Capaian tersebut disampaikan dalam Rapat Umum Pemegang Saham Tahunan (RUPST) dan Rapat Umum Pemegang Saham Luar Biasa (RUPSLB) yang digelar Jumat (22/5). RUPSLB dihadiri 117.047.128.927 suara atau setara 93,76 persen pemegang saham, sedangkan RUPST dihadiri 117.437.717.575 suara atau 94,07 persen pemegang saham.
Tak hanya laba, GMFI juga membukukan pertumbuhan pendapatan usaha menjadi USD491,9 juta atau sekitar Rp8,25 triliun pada 2025, meningkat 16,8 persen dibandingkan tahun sebelumnya.
Di sisi neraca, total aset Perseroan melonjak menjadi USD813 juta atau setara Rp13,6 triliun, tumbuh 91,5 persen dibandingkan tahun sebelumnya. Sementara itu, ekuitas Perseroan berhasil berbalik dari posisi negatif USD257,9 juta atau minus Rp4,33 triliun menjadi positif USD114,6 juta atau sekitar Rp1,92 triliun.
Perbaikan struktur permodalan tersebut ditopang aksi korporasi berupa inbreng lahan senilai Rp5,6 triliun yang memperkuat nilai aset tetap Perseroan dan mengembalikan posisi ekuitas menjadi positif.
Direktur Utama GMFI Andi Fahrurrozi mengatakan capaian tersebut merupakan hasil transformasi dan strategi yang dijalankan perusahaan secara konsisten.
"Tahun 2025 menjadi momentum pembuktian GMFI dalam mengeksekusi berbagai langkah transformasi dan aksi korporasi strategis secara agresif sekaligus terukur. Pencapaian positif ini tentu tidak akan terwujud tanpa fundamental operasional yang semakin solid," ujar Andi.
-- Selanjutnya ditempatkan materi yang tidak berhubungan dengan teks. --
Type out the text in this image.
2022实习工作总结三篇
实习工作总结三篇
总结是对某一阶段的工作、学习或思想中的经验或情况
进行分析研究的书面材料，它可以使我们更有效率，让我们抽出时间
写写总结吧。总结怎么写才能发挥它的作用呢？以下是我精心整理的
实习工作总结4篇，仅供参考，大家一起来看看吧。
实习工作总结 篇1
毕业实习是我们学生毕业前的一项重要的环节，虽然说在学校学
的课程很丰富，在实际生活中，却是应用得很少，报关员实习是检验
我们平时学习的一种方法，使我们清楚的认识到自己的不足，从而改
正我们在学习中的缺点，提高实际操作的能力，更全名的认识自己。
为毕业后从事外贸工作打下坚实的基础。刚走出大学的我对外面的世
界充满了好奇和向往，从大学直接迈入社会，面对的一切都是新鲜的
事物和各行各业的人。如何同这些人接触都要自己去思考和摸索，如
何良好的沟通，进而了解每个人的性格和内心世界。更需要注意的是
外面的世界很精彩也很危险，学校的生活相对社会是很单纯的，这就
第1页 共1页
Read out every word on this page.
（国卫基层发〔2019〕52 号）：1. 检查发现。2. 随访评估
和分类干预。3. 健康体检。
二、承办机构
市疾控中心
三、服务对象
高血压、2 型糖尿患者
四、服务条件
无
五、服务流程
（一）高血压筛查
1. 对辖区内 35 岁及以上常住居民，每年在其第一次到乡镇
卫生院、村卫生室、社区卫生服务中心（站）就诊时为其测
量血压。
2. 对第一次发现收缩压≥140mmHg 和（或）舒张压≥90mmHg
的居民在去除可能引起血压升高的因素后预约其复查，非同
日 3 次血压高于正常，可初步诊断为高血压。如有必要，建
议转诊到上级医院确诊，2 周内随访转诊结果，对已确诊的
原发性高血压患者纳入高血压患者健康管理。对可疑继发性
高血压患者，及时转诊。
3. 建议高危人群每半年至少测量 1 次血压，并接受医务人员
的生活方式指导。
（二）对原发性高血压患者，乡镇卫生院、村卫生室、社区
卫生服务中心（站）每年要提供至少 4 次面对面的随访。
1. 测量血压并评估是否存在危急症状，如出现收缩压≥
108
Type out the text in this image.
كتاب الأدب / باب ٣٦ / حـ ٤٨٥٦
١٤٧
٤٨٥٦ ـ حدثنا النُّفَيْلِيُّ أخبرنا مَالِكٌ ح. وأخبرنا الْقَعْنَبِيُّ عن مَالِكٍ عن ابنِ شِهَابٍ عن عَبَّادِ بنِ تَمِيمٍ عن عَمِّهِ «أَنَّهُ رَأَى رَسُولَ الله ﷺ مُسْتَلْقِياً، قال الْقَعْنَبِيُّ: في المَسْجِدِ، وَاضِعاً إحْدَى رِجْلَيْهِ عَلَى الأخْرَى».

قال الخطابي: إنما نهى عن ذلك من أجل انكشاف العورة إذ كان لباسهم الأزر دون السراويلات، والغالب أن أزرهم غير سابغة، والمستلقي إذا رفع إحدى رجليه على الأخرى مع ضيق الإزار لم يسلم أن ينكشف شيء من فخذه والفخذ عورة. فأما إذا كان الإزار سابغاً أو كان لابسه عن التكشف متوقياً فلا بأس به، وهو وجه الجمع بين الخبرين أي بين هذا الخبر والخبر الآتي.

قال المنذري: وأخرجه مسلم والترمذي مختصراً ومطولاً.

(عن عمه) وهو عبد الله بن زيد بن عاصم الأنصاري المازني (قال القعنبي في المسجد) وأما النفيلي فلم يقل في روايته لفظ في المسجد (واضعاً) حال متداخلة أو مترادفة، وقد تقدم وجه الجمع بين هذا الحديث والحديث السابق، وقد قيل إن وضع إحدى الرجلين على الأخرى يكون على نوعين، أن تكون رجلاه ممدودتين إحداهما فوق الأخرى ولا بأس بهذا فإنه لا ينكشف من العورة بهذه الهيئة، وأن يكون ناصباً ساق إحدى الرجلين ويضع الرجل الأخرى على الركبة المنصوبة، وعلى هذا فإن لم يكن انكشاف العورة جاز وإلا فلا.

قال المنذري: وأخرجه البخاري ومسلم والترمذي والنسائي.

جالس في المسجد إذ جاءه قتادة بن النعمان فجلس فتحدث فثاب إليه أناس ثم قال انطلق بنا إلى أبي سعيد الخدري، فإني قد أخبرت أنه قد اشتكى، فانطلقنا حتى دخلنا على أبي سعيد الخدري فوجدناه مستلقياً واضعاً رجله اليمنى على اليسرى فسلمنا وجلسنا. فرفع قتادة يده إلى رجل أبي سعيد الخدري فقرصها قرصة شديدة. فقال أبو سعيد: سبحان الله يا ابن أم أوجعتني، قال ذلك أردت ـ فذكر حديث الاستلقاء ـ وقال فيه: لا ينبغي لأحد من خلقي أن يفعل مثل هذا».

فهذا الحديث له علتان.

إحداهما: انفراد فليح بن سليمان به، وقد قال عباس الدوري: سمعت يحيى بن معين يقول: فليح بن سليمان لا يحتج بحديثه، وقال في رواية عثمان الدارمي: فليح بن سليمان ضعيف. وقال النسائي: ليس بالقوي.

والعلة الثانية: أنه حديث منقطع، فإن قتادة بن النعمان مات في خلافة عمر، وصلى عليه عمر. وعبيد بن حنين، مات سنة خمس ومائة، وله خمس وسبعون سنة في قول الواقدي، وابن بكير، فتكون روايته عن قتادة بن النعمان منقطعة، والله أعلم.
Menurut dia, peningkatan kinerja didukung transformasi operasional melalui peningkatan produktivitas, percepatan turnaround time (TAT), penguatan infrastruktur, hingga pemenuhan sertifikasi internasional.
Perseroan juga mencatat kontribusi pendapatan dari segmen non-group afiliasi mencapai USD141,3 juta atau setara 28,7 persen dari total pendapatan sepanjang 2025.